Si le Thunder et les Pacers ont parfois approché le titre NBA, aucune des deux franchises ne compte aujourd’hui de trophée dans l’armoire. L'histoire des Pacers est riche et complexe, marquée par des succès en ABA, des moments difficiles en NBA, et une quête incessante du titre ultime. Cet article explore l'histoire des Pacers, leurs moments de gloire, leurs légendes, et leur parcours vers le potentiel titre NBA historique.
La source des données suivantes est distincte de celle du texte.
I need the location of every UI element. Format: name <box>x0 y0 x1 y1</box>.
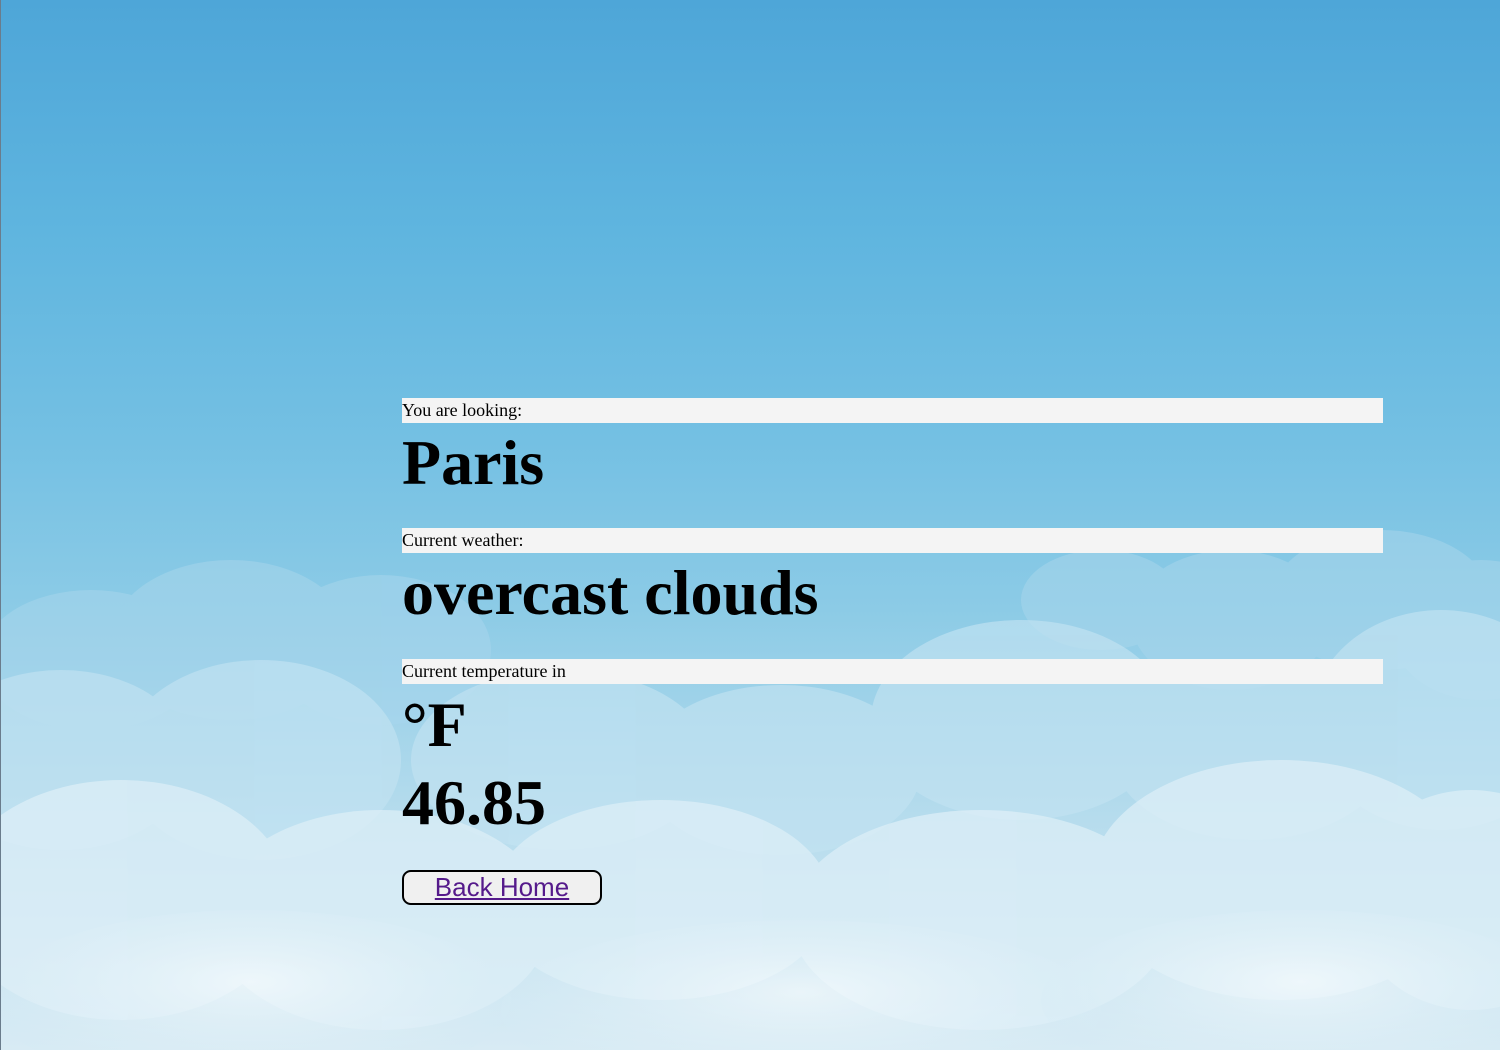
weather-result: You are looking: Paris Current weather: … <box>402 398 1383 905</box>
temperature-value: 46.85 <box>402 767 546 838</box>
weather-description: overcast clouds <box>402 557 819 628</box>
temperature-unit: °F <box>402 689 467 760</box>
temperature-label: Current temperature in <box>402 659 1383 684</box>
location-label: You are looking: <box>402 398 1383 423</box>
city-name: Paris <box>402 427 545 498</box>
weather-label: Current weather: <box>402 528 1383 553</box>
back-home-button[interactable]: Back Home <box>402 870 602 905</box>
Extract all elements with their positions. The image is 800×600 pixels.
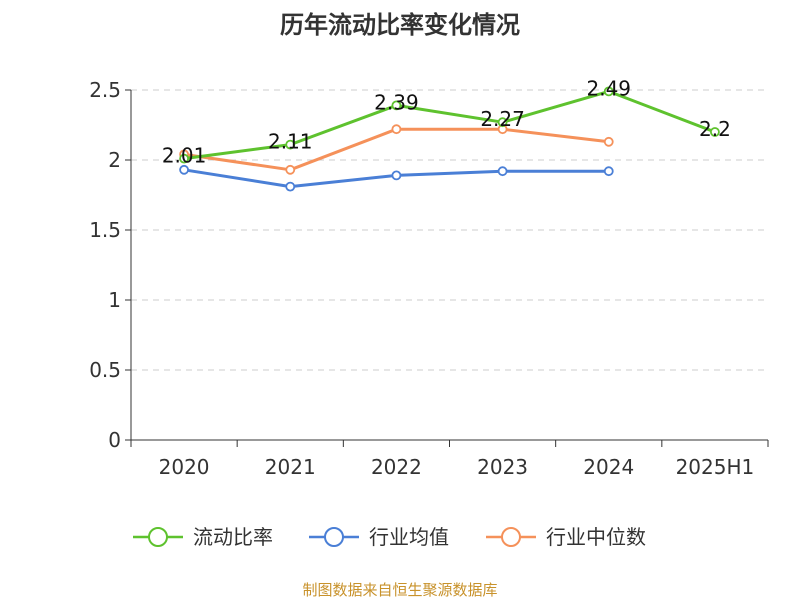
legend-marker — [324, 527, 344, 547]
y-tick-label: 2.5 — [89, 78, 121, 102]
data-point[interactable] — [497, 166, 508, 177]
gridlines — [131, 89, 768, 371]
chart-title: 历年流动比率变化情况 — [280, 11, 520, 39]
data-point[interactable] — [285, 139, 296, 150]
legend-marker — [148, 527, 168, 547]
data-point[interactable] — [391, 124, 402, 135]
legend-item[interactable]: 行业中位数 — [486, 525, 646, 549]
data-point[interactable] — [391, 170, 402, 181]
x-tick-label: 2020 — [159, 455, 210, 479]
y-tick-label: 0 — [108, 428, 121, 452]
y-tick-label: 1 — [108, 288, 121, 312]
legend-marker — [501, 527, 521, 547]
data-point[interactable] — [179, 153, 189, 164]
x-tick-label: 2025H1 — [676, 455, 755, 479]
data-point[interactable] — [285, 164, 296, 175]
data-label: 2.39 — [374, 90, 419, 114]
data-point[interactable] — [603, 86, 614, 97]
data-point[interactable] — [179, 164, 189, 175]
x-tick-label: 2024 — [583, 455, 634, 479]
plot-area — [179, 86, 720, 192]
data-label: 2.2 — [699, 117, 731, 141]
data-point[interactable] — [285, 181, 296, 192]
legend-label: 行业中位数 — [546, 525, 646, 549]
x-tick-label: 2021 — [265, 455, 316, 479]
series-line — [182, 89, 717, 161]
legend[interactable]: 流动比率 行业均值 行业中位数 — [133, 525, 646, 549]
y-tick-label: 0.5 — [89, 358, 121, 382]
data-labels: 2.01 2.11 2.39 2.27 2.49 2.2 — [162, 76, 731, 167]
data-point[interactable] — [603, 136, 614, 147]
data-label: 2.27 — [480, 107, 525, 131]
data-label: 2.11 — [268, 130, 313, 154]
data-point[interactable] — [497, 117, 508, 128]
data-label: 2.01 — [162, 144, 207, 168]
axes: 0 0.5 1 1.5 2 2.5 2020 2021 2022 2023 2024 2025H1 — [89, 78, 769, 479]
footer-source: 制图数据来自恒生聚源数据库 — [302, 581, 497, 599]
data-point[interactable] — [603, 166, 614, 177]
data-label: 2.49 — [586, 76, 631, 100]
x-tick-label: 2023 — [477, 455, 528, 479]
y-tick-label: 1.5 — [89, 218, 121, 242]
x-tick-label: 2022 — [371, 455, 422, 479]
data-point[interactable] — [391, 100, 402, 111]
legend-label: 行业均值 — [369, 525, 449, 549]
y-tick-label: 2 — [108, 148, 121, 172]
legend-item[interactable]: 行业均值 — [309, 525, 449, 549]
legend-item[interactable]: 流动比率 — [133, 525, 273, 549]
data-point[interactable] — [710, 127, 720, 137]
legend-label: 流动比率 — [193, 525, 273, 549]
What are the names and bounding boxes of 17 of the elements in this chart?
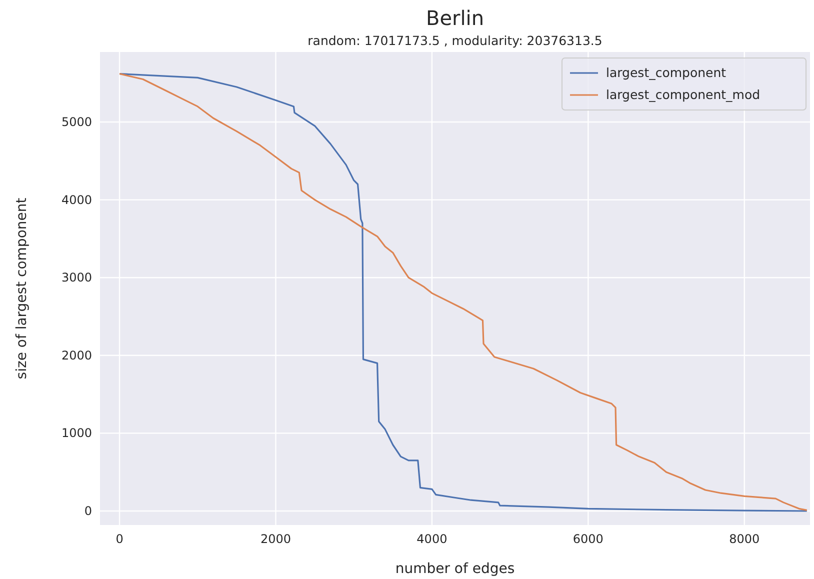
legend-label: largest_component (606, 65, 726, 80)
y-tick-label: 3000 (61, 270, 92, 285)
y-axis-title: size of largest component (14, 197, 30, 380)
y-tick-label: 4000 (61, 192, 92, 207)
x-tick-label: 8000 (729, 532, 760, 546)
x-tick-label: 0 (116, 532, 124, 546)
x-tick-label: 4000 (416, 532, 448, 546)
chart-subtitle: random: 17017173.5 , modularity: 20376313.5 (308, 33, 602, 48)
y-tick-label: 2000 (61, 348, 92, 362)
y-tick-label: 5000 (61, 115, 92, 130)
x-tick-label: 2000 (260, 532, 292, 546)
y-tick-label: 0 (84, 504, 92, 518)
x-tick-label: 6000 (572, 532, 604, 546)
chart-title: Berlin (426, 6, 484, 30)
y-tick-label: 1000 (61, 426, 92, 440)
legend-label: largest_component_mod (606, 87, 760, 102)
x-axis-title: number of edges (395, 561, 515, 577)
Les Années ABA : Une Domination Initiale

Les Indiana Pacers ont vu le jour en 1967 en tant que franchise de l’ABA. Six investisseurs d’Indianapolis, dont Chuck Barnes, passionné de courses automobiles, ont fondé l’équipe. Le nom « Pacers » pour l’équipe d’Indiana est directement lié à l’héritage de l’État en matière de courses automobiles. Le choix de ce nom vise à refléter la vitesse, l’excitation et l’esprit de compétition associés à l’Indy 500 et à l’industrie automobile de l’Indiana. Les Pacers ont rapidement brillé en ABA, remportant trois titres en 1970, 1972 et 1973. Bobby « Slick » Leonard, entraîneur charismatique, menait une équipe emmenée par Mel Daniels, deux fois MVP de la saison régulière, et George McGinnis. Ces succès initiaux ont établi une base solide pour l'avenir de la franchise.

Les Héros de l'ABA

Mel Daniels et George McGinnis sont les héros de l’époque ABA, essentiels dans les trois titres de champion ABA des Pacers. George McGinnis a été un basketteur dominant dans les années 1970.

L'Arrivée en NBA : Des Débuts Difficiles

À leur arrivée en NBA en 1976, les Pacers ont connu des années difficiles. Des échanges fréquents de joueurs clés, comme Alex English et Adrian Dantley, ont perturbé l’équipe. Les Pacers ont joué au Market Square Arena de 1974 à 1999, avant de déménager au Gainbridge Fieldhouse. Cette salle moderne, inaugurée en 1999, accueille désormais les matchs de l’équipe.

L'Ère Reggie Miller : Une Légende Locale

Reggie Miller a été drafté par les Pacers en 1987, au 11e rang. Dès ses débuts, il a imposé son jeu offensif. En 1987-88, il a moyenné 10,0 points par match, montrant son potentiel. Sa carrière entière avec Indiana a marqué l’histoire locale. Sans aucun doute le joueur le plus emblématique de l’histoire des Pacers, Reggie Miller était notamment connu pour sa capacité à réussir des tirs à trois-points dans les moments cruciaux. Au cours de sa carrière à Indianapolis, il a été All-Star à six reprises et a été nommé trois fois dans une All-NBA Team.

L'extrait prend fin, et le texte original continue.